Logo O POVO+
Descriminalização da maconha
Foto de André Haguette
clique para exibir bio do colunista

Sociólogo, com formação em Filosofia. Professor aposentado do curso de Ciências Sociais da Universidade Federal do Ceará (UFC). Conjuga as atividades acadêmicas de professor, pesquisador, sempre engajado em atividades públicas, à participação como conselheiro em diversas instituições nacionais e internacionais

Descriminalização da maconha

O STF está prestes a dar um primeiro passo no longo caminho da descriminalização, caminho percorrido por diversos países, entre os quais Uruguai e Canadá
Tipo Opinião

Por razões sociológicas, sou favorável não somente à descriminalização, mas também à liberação da maconha (cannabis) tanto para fins terapêuticos quanto para fins recreativos. Na verdade, tomei conhecimento do uso de drogas com o advento dos hippies e do Festival de Woodstock, no final dos anos 50 do século passado, festival que teve alta repercussão no comportamento de jovens. Como consequência, nos anos setenta, desencadeou-se uma verdadeira guerra às drogas custeada por dinheiro público com o objetivo de banir para sempre o consumo de todas as drogas, com exceção do cigarro e do álcool. Guerra perdida, já que as drogas se multiplicaram e o número de seus usuários de todas as classes sociais não fez senão aumentar. No Brasil, o combate ao consumo de drogas vem levando ao encarceramento de adolescentes, jovens e mulheres pobres flagrados com pequena quantidade de material psicoativo, confundidos com traficantes, enquanto os endinheirados em nada são incomodados.

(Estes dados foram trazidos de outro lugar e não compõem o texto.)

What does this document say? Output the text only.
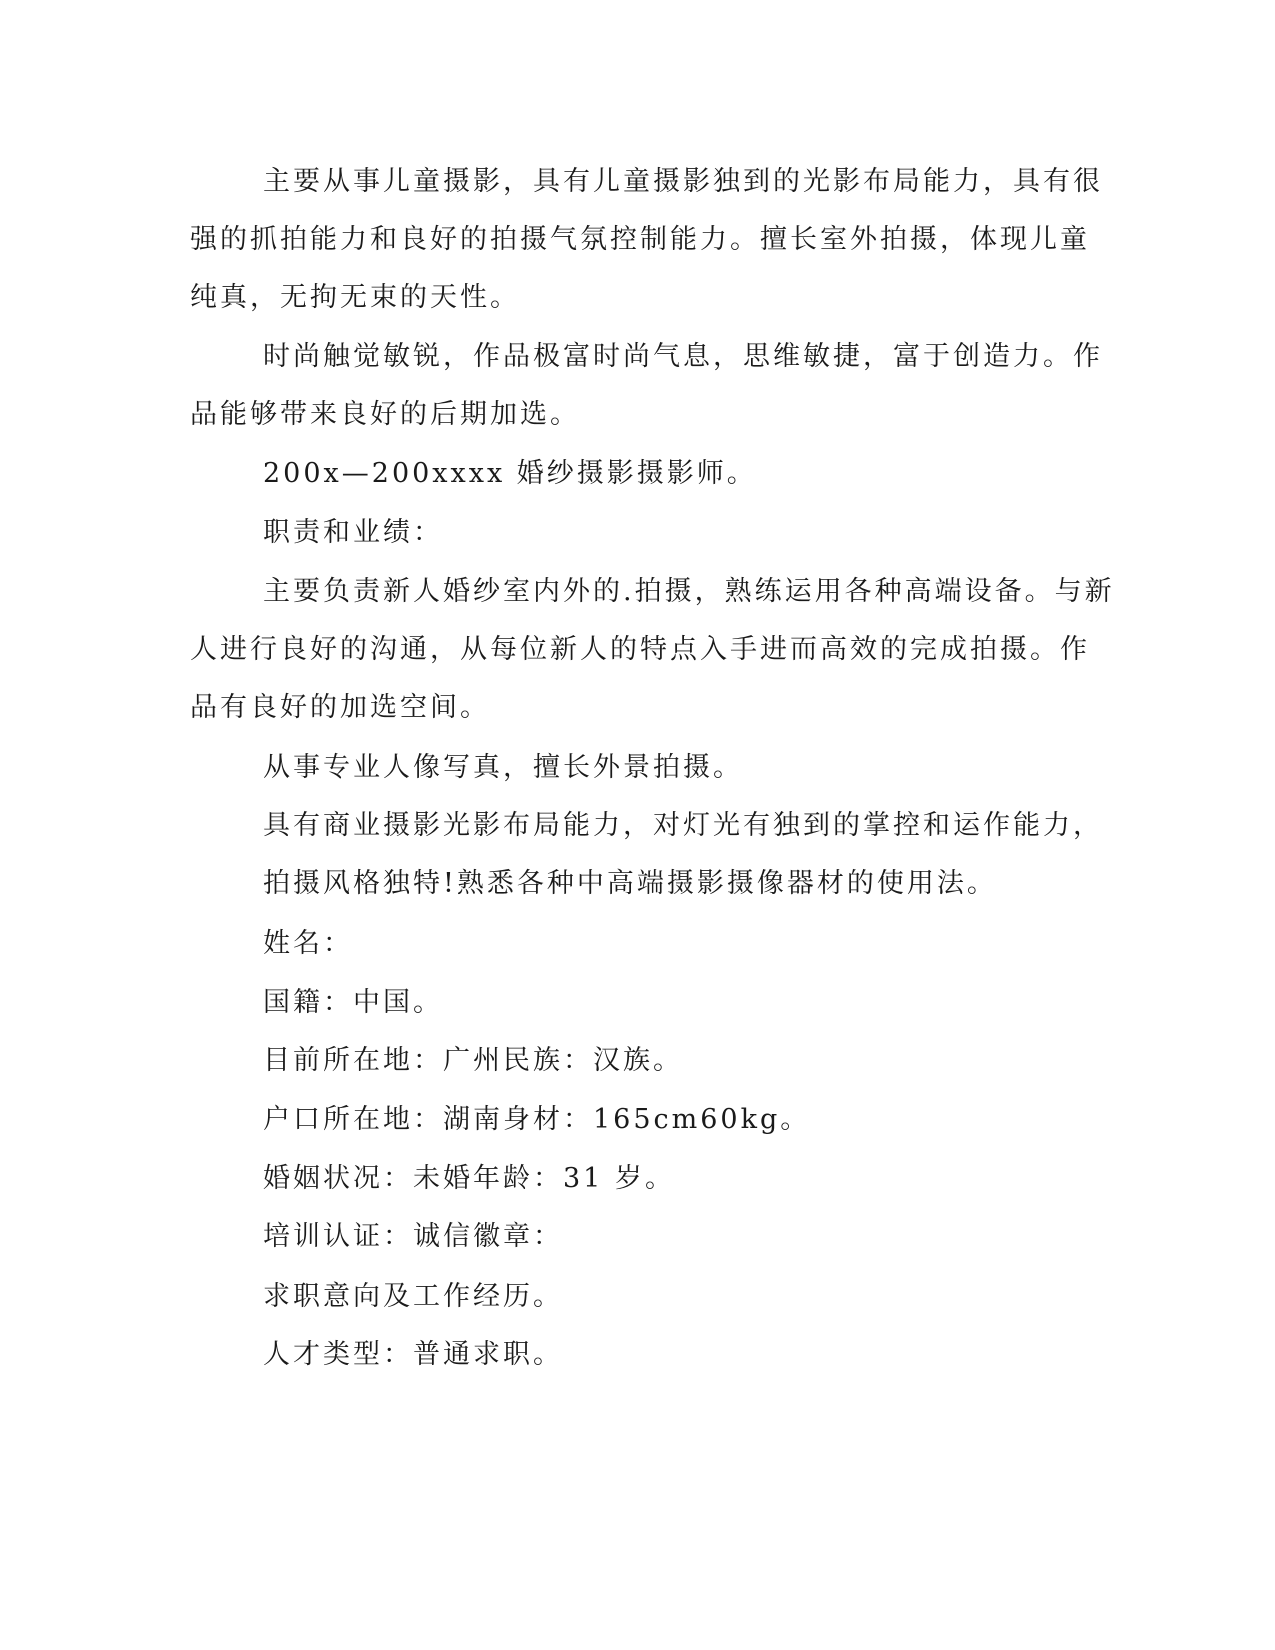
主要从事儿童摄影，具有儿童摄影独到的光影布局能力，具有很
强的抓拍能力和良好的拍摄气氛控制能力。擅长室外拍摄，体现儿童
纯真，无拘无束的天性。
时尚触觉敏锐，作品极富时尚气息，思维敏捷，富于创造力。作
品能够带来良好的后期加选。
200x—200xxxx 婚纱摄影摄影师。
职责和业绩：
主要负责新人婚纱室内外的.拍摄，熟练运用各种高端设备。与新
人进行良好的沟通，从每位新人的特点入手进而高效的完成拍摄。作
品有良好的加选空间。
从事专业人像写真，擅长外景拍摄。
具有商业摄影光影布局能力，对灯光有独到的掌控和运作能力，
拍摄风格独特!熟悉各种中高端摄影摄像器材的使用法。
姓名：
国籍：中国。
目前所在地：广州民族：汉族。
户口所在地：湖南身材：165cm60kg。
婚姻状况：未婚年龄：31 岁。
培训认证：诚信徽章：
求职意向及工作经历。
人才类型：普通求职。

O STF está prestes a dar um primeiro passo no longo caminho da descriminalização, caminho percorrido por diversos países, entre os quais Uruguai e Canadá. O STF, com efeito, está para retomar o julgamento da inconstitucionalidade da criminalização do porte da maconha para consumo próprio. No projeto a ser votado pressupõem-se como usuários e não traficantes pessoas flagradas com 25 a 60 gramas de maconha ou que tenham até seis plantas fêmeas para cultivo. No momento, a votação está com 5 votos pela liberação e 1 voto contrário. Não se trata, portanto, de uma liberação geral de todas as drogas, mas somente da maconha. Mesmo assim, a oposição a essa liberação é agressiva, com certeza por desconhecimento dos benefícios dessa droga ou sob o anátema das religiões. A minha geração cresceu sub o efeito da demonização da cannabis, considerando-a tão nociva quanto qualquer outra droga.

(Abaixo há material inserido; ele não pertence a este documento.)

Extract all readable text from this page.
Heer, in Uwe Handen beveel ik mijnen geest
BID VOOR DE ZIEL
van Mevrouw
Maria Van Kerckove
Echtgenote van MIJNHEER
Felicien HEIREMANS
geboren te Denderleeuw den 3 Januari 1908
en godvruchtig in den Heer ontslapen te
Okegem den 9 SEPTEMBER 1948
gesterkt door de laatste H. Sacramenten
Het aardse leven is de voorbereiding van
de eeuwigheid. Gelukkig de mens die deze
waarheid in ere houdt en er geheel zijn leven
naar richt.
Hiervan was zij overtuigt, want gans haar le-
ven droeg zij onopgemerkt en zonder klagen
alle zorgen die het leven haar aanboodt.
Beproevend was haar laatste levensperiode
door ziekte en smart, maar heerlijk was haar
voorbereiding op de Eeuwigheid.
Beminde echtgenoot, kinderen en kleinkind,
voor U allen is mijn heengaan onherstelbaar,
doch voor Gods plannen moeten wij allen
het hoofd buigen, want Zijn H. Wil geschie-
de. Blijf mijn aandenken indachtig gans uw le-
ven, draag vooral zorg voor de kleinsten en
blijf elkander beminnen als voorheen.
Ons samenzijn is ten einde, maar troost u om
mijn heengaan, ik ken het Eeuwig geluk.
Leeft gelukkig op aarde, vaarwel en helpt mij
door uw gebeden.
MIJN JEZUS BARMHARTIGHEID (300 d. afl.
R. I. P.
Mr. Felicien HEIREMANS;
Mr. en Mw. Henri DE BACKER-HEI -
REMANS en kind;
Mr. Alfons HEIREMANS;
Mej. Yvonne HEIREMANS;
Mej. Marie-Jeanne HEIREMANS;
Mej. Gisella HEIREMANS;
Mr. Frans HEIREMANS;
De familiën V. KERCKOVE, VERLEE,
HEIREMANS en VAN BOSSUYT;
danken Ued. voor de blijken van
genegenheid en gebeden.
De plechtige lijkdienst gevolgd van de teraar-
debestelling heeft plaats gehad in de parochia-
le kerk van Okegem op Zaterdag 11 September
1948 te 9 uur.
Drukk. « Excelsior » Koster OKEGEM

Mas as avalições científicas tomaram uma outra direção, como explica um recente e excelente livro sobre o assunto: "As Flores do Bem", do neurocientista e biólogo Sidarta Ribeiro. O subtítulo expressa bem o rumo do livro: "A ciência e a história da libertação da maconha". O livro apresenta e discute os benefícios dessa planta do bem, que teria sido descoberta há doze mil anos e utilizada para funções medicinais ou religiosas, como forma de induzir o transe espiritual em vários países como China, Índia, Coreia e Japão e daí se difundido para todos os continentes e países. O autor insiste no uso da cannabis para tratar dores, epilepsia, tétano, raiva, ansiedade, reumatismo, infecções, verminoses, diarreia, cólica, inapetência e asma. Diz o autor: "O fato inquestionável é que a maconha é uma planta extremamente útil, herdada de quem veio muitíssimo antes de nós". No Brasil, o problema não é a legalização, pois seu uso terapêutico está efetivamente autorizado. O problema são seu custo, seu acesso e seu estigma social.

Este artigo não visa outro objetivo senão encorajar a leitura do livro de Sidarta Ribeiro e contribuir para o debate do tema e eliminação do estigma social que pesa sobre os usuários da maconha. n

 

Foto do André Haguette

Ôpa! Tenho mais informações pra você. Acesse minha página e clique no sino para receber notificações.

O que você achou desse conteúdo?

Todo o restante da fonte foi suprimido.